# Plot cubic root which includes the negative graph [duplicate]

Possible Duplicate:
Finding real roots of negative numbers (for example, $\sqrt$3${-8}$)

Yes, I know there are other Threads which have similar questions and yes I read them but I am just not able to solve the problem. Please help me I am totally at the limit with this :(

How do I plot a cubic root in Mathematica, where also the negative graph is shown?

NOTE: Threads I have found and not understood

How to plot imaginary part of a function

Finding real roots of negative numbers (for example, $\sqrt[3]{-8}$)

Plotting Complex Quantity Functions

• The second question you linked to would definitely be a duplicate. Why not explain what you did not understand about any of those threads? Something you specifically had trouble with, perhaps? – J. M. is in limbo Sep 28 '12 at 17:02
• Using one of the linked questions, one might be inspired to try Plot[Root[#^3 - x &, 1], {x, -2, 2}], which works. – whuber Sep 28 '12 at 17:04

The simplest solution to this type of problem is usually to use a function like Solve or NSolve to generate solutions to an equation, which can then be plotted.

In this case, I would do the following:

Plot[p /. NSolve[p^3 == x, p, Reals], {x, -10, 10}]


All I am doing is plotting p such that p is a solution to p^3 == x.
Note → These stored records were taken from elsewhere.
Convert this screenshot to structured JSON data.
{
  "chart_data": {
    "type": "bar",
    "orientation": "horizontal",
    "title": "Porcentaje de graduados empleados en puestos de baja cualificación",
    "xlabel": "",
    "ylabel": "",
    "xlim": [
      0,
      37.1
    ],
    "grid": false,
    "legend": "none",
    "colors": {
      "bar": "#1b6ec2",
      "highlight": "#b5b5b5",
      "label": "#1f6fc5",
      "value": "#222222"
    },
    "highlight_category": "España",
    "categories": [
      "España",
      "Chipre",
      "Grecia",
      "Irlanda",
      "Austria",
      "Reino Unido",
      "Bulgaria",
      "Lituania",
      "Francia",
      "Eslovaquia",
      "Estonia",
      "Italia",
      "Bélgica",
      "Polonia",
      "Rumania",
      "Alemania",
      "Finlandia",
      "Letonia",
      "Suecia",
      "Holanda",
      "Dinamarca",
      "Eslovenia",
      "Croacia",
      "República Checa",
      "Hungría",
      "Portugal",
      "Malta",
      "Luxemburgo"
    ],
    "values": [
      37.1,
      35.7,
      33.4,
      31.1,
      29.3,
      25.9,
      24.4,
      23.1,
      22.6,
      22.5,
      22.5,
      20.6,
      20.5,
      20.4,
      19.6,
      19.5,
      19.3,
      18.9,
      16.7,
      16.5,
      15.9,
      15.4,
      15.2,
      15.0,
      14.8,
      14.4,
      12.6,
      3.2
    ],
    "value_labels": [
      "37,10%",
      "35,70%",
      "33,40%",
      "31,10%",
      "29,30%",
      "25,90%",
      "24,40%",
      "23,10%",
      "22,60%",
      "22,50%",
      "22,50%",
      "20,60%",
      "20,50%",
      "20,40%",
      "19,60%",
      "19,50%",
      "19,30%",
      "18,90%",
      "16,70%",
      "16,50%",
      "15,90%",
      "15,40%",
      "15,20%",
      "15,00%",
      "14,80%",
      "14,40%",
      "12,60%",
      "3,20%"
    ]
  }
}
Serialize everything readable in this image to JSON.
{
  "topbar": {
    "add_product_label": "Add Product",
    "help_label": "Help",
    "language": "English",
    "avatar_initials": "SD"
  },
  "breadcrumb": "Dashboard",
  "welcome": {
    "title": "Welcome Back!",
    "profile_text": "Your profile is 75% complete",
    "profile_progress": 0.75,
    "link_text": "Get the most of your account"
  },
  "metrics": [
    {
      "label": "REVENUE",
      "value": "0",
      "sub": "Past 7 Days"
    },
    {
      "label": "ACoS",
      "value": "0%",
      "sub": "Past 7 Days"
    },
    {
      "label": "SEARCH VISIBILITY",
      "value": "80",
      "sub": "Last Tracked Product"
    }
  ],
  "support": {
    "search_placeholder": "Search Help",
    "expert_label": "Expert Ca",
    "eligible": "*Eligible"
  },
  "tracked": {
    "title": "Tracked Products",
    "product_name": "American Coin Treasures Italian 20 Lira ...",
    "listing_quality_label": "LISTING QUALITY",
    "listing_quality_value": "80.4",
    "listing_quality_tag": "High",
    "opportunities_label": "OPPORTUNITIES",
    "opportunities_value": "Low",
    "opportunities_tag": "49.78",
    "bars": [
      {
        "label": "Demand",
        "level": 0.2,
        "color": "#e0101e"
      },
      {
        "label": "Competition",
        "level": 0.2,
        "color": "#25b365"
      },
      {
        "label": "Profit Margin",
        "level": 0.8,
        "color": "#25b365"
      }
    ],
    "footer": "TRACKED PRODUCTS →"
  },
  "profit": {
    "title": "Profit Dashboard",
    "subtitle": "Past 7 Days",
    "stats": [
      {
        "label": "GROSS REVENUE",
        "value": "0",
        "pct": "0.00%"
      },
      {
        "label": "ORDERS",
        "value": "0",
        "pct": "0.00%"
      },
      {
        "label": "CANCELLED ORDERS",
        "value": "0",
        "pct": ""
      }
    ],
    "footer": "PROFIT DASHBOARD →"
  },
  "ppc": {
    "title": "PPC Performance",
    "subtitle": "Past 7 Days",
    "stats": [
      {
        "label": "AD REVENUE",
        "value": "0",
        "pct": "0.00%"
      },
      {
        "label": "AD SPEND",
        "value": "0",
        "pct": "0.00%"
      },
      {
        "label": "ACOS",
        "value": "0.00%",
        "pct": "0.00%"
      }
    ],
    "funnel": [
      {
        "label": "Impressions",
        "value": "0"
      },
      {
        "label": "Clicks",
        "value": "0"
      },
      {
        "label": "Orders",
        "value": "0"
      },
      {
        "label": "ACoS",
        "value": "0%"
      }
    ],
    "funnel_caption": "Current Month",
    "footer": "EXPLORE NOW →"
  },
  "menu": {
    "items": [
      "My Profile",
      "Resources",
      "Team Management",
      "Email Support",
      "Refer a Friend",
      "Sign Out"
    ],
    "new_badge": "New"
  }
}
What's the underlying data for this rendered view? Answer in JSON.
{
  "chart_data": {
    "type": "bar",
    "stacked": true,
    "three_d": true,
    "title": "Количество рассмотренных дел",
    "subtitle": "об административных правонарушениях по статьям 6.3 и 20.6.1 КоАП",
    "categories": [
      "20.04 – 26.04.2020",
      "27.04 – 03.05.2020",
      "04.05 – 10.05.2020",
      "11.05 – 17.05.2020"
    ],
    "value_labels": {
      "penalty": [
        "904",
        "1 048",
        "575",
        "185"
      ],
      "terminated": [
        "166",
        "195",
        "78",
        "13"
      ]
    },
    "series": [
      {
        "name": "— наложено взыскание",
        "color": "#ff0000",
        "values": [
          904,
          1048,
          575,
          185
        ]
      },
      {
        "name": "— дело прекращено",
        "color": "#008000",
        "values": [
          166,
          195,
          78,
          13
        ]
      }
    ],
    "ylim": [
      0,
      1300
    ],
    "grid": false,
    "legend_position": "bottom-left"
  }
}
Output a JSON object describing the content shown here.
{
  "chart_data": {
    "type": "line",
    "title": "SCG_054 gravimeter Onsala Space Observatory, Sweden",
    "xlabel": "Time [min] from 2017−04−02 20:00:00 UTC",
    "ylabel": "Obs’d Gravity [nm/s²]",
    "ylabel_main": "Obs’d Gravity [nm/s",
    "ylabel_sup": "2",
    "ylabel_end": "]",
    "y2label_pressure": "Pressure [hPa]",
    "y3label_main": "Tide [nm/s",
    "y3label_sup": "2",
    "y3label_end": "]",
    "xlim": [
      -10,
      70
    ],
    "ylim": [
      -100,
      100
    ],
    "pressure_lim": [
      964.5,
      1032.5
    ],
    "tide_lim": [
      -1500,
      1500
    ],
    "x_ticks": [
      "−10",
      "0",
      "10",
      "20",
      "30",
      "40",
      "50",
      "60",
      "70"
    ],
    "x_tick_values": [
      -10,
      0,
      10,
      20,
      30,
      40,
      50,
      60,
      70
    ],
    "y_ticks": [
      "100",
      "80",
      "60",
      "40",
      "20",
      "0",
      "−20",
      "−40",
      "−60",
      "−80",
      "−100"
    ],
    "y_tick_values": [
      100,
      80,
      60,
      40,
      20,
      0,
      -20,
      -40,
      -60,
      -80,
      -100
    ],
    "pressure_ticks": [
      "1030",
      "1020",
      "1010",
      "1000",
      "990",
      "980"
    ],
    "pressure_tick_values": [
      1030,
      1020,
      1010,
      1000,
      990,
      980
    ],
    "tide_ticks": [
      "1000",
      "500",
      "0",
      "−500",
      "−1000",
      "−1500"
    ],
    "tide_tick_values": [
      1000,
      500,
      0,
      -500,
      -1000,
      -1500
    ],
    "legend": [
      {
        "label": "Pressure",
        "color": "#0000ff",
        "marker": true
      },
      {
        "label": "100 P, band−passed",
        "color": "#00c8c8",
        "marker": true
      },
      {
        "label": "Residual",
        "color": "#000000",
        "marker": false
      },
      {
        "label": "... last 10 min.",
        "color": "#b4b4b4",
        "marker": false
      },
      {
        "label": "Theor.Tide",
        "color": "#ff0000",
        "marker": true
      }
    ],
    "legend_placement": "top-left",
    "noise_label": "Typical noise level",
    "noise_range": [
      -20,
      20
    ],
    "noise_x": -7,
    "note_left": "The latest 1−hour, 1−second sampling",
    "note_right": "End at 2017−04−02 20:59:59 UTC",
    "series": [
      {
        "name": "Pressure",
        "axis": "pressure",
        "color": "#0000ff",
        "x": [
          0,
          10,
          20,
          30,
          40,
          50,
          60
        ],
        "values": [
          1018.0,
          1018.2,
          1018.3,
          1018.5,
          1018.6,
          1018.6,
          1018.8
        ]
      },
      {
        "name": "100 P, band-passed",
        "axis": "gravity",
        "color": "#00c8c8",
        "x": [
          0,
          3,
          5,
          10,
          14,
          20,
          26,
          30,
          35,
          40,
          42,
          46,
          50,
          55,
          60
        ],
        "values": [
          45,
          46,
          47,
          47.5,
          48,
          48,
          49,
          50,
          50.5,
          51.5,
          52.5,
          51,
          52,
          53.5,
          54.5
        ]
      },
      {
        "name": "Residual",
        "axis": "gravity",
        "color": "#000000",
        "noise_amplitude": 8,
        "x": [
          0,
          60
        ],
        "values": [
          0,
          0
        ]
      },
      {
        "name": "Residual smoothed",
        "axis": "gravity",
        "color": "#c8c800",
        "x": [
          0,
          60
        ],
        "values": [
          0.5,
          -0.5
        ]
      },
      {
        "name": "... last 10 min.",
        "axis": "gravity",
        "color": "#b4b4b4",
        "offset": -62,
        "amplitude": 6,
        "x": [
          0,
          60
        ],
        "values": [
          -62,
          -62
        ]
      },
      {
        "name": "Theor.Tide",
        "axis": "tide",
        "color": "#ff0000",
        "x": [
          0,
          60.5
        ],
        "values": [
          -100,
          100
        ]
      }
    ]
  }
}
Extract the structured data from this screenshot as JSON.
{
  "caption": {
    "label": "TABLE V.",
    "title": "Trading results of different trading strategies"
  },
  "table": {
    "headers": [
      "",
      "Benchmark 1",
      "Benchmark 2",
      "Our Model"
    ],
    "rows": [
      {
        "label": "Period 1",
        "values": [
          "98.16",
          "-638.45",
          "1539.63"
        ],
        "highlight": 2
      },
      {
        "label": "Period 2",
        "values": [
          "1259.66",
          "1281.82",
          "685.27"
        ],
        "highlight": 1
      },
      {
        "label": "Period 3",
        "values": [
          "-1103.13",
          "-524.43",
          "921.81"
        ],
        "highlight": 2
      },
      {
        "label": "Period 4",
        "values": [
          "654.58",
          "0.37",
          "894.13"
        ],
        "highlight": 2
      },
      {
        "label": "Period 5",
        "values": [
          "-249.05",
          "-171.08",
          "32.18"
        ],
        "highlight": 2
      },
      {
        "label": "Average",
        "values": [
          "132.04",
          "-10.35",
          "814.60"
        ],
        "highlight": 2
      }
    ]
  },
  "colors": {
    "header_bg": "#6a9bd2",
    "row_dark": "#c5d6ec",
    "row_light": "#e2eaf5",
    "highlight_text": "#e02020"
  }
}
NSolve allows me to force the result to be a real number.

This is a (very) minor variation on the techniques mentioned in solutions that you link in your question.

I recommend that you read this link for more information on why Mathematica does what it does. Essentially, real numbers have unique cube roots, but (non-zero) complex numbers have 3 distinct roots. Mathematica assumes that all symbols are complex, so it has a choice about which of the 3 roots it could return. For reasons explained in the link, Mathematica chooses the complex root with a positive imaginary part.

In version 9, one now has the new functions CubeRoot[], which returns real-valued cube roots of real numbers (and does not evaluate for complex arguments), and the more general Surd[]. See the documentation for details.